İSLÂM TARİHİNDEN YAPRAKLAR (25) : İÇ SAVAŞLAR
Cuma, 22 Mayıs 2020 00:00

İSLÂM TARİHİNDEN YAPRAKLAR (25) : İÇ SAVAŞLAR

(...dünden devam)

Bu son rivayeti uydurma kabul eden Sallâbî, bu rivayetin senedinde güvenilmeyen iki meçhul kişinin bulunduğunu söylüyor. İbn Abdi Rabbih, Ağa­nî yazarı, Ya'kubî ve Mes'ûdî gibi yazarların da Âişe'nin önceleri Osman'a karşı olduğu şeklindeki rivayetlerin doğru olmadığını söylediklerini belirtiyor. Çünkü bu rivayetler, sahih rivayetlere aykırı bu­lunmaktadır.

Cemel olayı, Hz. Alî'nin halife olmasından beş ay, yirmi bir gün sonra vuku bulmuş, Hilâfetinin altıncı ayında da Alî Kûfe'ye gelmiştir. Kû­fe'ye gelmesinden altı ay sonra da Sıffîn Savaşı olmuştur. Bu savaşın Kûfe'ye gelişinden iki ay yahut üç ay sonra olduğu rivayeti de vardır (Murûcu'z-Zeheb: 2/360; Buhârî, et-Târîḫu's-Sağîr: 1/102). Hz. Alî Kufe'ye 36. Hicret yılı Recep ayının on ikinci gününe rastlayan Pazartesi günü gelmişti. Kendisine Beyaz Saray'a inmesi söylenmiş ise de "Hayır, Ömer bn Ḫattab saraya inmekten hoşlanmazdı. Ben de hoşlanmam” demiştir.

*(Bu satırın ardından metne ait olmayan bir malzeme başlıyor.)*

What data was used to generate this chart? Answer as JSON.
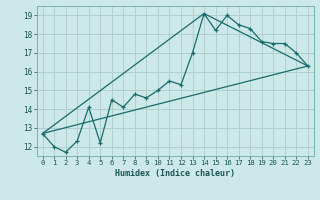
{
  "xlabel": "Humidex (Indice chaleur)",
  "background_color": "#cce8e8",
  "grid_color": "#b0d0d0",
  "line_color": "#1a6b6b",
  "xlim": [
    -0.5,
    23.5
  ],
  "ylim": [
    11.5,
    19.5
  ],
  "xticks": [
    0,
    1,
    2,
    3,
    4,
    5,
    6,
    7,
    8,
    9,
    10,
    11,
    12,
    13,
    14,
    15,
    16,
    17,
    18,
    19,
    20,
    21,
    22,
    23
  ],
  "yticks": [
    12,
    13,
    14,
    15,
    16,
    17,
    18,
    19
  ],
  "series1_x": [
    0,
    1,
    2,
    3,
    4,
    5,
    6,
    7,
    8,
    9,
    10,
    11,
    12,
    13,
    14,
    15,
    16,
    17,
    18,
    19,
    20,
    21,
    22,
    23
  ],
  "series1_y": [
    12.7,
    12.0,
    11.7,
    12.3,
    14.1,
    12.2,
    14.5,
    14.1,
    14.8,
    14.6,
    15.0,
    15.5,
    15.3,
    17.0,
    19.1,
    18.2,
    19.0,
    18.5,
    18.3,
    17.6,
    17.5,
    17.5,
    17.0,
    16.3
  ],
  "series2_x": [
    0,
    23
  ],
  "series2_y": [
    12.7,
    16.3
  ],
  "series3_x": [
    0,
    14,
    23
  ],
  "series3_y": [
    12.7,
    19.1,
    16.3
  ]
}
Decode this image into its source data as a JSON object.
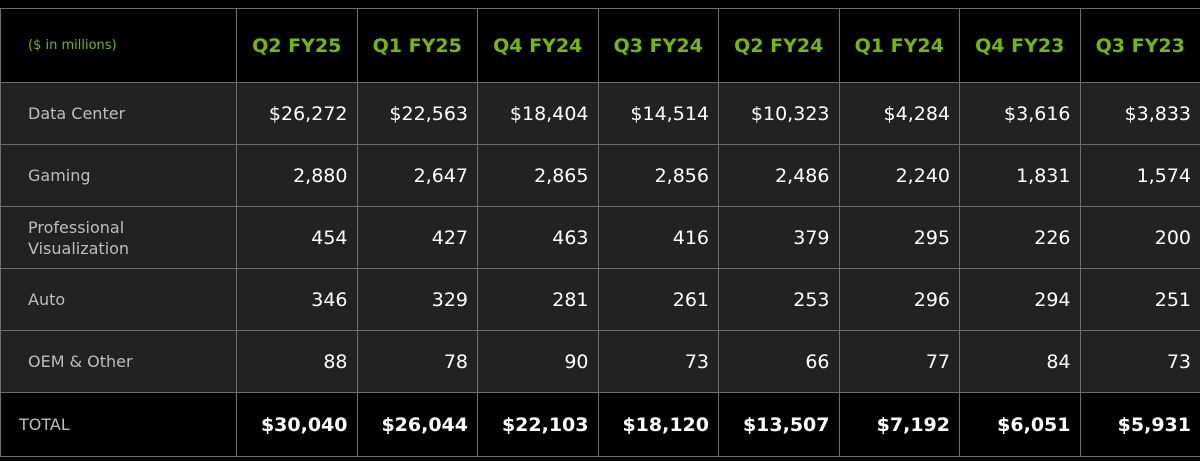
{
  "table": {
    "units_label": "($ in millions)",
    "columns": [
      "Q2 FY25",
      "Q1 FY25",
      "Q4 FY24",
      "Q3 FY24",
      "Q2 FY24",
      "Q1 FY24",
      "Q4 FY23",
      "Q3 FY23"
    ],
    "rows": [
      {
        "label": "Data Center",
        "values": [
          "$26,272",
          "$22,563",
          "$18,404",
          "$14,514",
          "$10,323",
          "$4,284",
          "$3,616",
          "$3,833"
        ]
      },
      {
        "label": "Gaming",
        "values": [
          "2,880",
          "2,647",
          "2,865",
          "2,856",
          "2,486",
          "2,240",
          "1,831",
          "1,574"
        ]
      },
      {
        "label_line1": "Professional",
        "label_line2": "Visualization",
        "values": [
          "454",
          "427",
          "463",
          "416",
          "379",
          "295",
          "226",
          "200"
        ]
      },
      {
        "label": "Auto",
        "values": [
          "346",
          "329",
          "281",
          "261",
          "253",
          "296",
          "294",
          "251"
        ]
      },
      {
        "label": "OEM & Other",
        "values": [
          "88",
          "78",
          "90",
          "73",
          "66",
          "77",
          "84",
          "73"
        ]
      }
    ],
    "total": {
      "label": "TOTAL",
      "values": [
        "$30,040",
        "$26,044",
        "$22,103",
        "$18,120",
        "$13,507",
        "$7,192",
        "$6,051",
        "$5,931"
      ]
    }
  }
}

Bir yanda Halîfe Alî, öbür yanda Aişe, Talha ve Zübeyr komutasındaki iki ordu arasında cereyan eden Savaş’ta isyancı kabul edilen Âişe,Talha ve Zübeyr ordusu yenildi. Zaten savaş sona ermeden Ali ile konuştuktan sonra hatasını anlayan Zübeyr savaşı bırakıp Medîne’ye dönerken yolda kahpece öldürülmüştü. Hz. Alî onu öldüreni Cehennemle uyarmıştı. Talha da savaştan çekilirken öldürüldü.

Cemel Savaşından sonra Hz. Alî'nin çağrısı:

Savaş biter bitmez Hz. Alî: Yaralıya saldırılmamasını, kaçanın kovalanmamasını, evlere girilmemesini; silahı bırakanın, evine girip kapısını kapatanın güvende olacağını; askerlerinin, sadece savaş alanında buldukları silâh ve biniti alabileceklerini, bunun dışında bir şey almamalarını ilan ettirdi. Ayrıca Mü'minlerin Emîrinin çağrıcısı, Basralı askerlere de: Her kim kendisinin askerleri yanında kendine ait bir eşya bulursa gelip onu alabileceğini bağırarak ilân etti (İbn Ebî Şeybe, Musannef: 15/286; Ḫilâfetu Alî bn Ebî Talib, s. 168).

Alî askerlerinin bazıları Hz. Alî'nin savaşta ele geçirilen kadınları ve eşyayı kendilerine paylaştıracağını sandılar. Kendi aralarında böyle konuşurlarken birden Alî'nin şu ilanını duydular: "(Bu savaşta) Sizin ümmü velediniz (size çocuk yapacak cariyeniz) yoktur. Mîraslar Allah'ın taksimine göredir. Kocası öldürülmüş olan her kadın, evlenebilmek için dört ay on gün iddet bekleyecektir."

Hz. Alî'nin bu kararını beğenmeyen askerler:

‒ Ey Mü'minlerin Emîri, sen onların kanlarını bize helâl kılıyorsun da karılarını niçin helâl kılmıyorsun? Dediler.

Alî: ‒ Kıbleye yönelip namaz kılanlara böyle yapılır, dedi ve devam etti: Haydi öyle ise oklarınızı getiriniz de karşıt ordunun başkanı ve komutanı olan Âişe üzerinde ok atınız, bakalım o kimin payına düşecek? Bunun üzerine dehşete kapılarak: "Estağfirullah!" deyip dağıldılar. Fakat Alî bunları hoşnudetmek için her birine hazineden beşer yüz dirhem para verdi (İbn Ebî Şeybe, Musannef: 15/286; Fethu'l-Bârî: 13/57).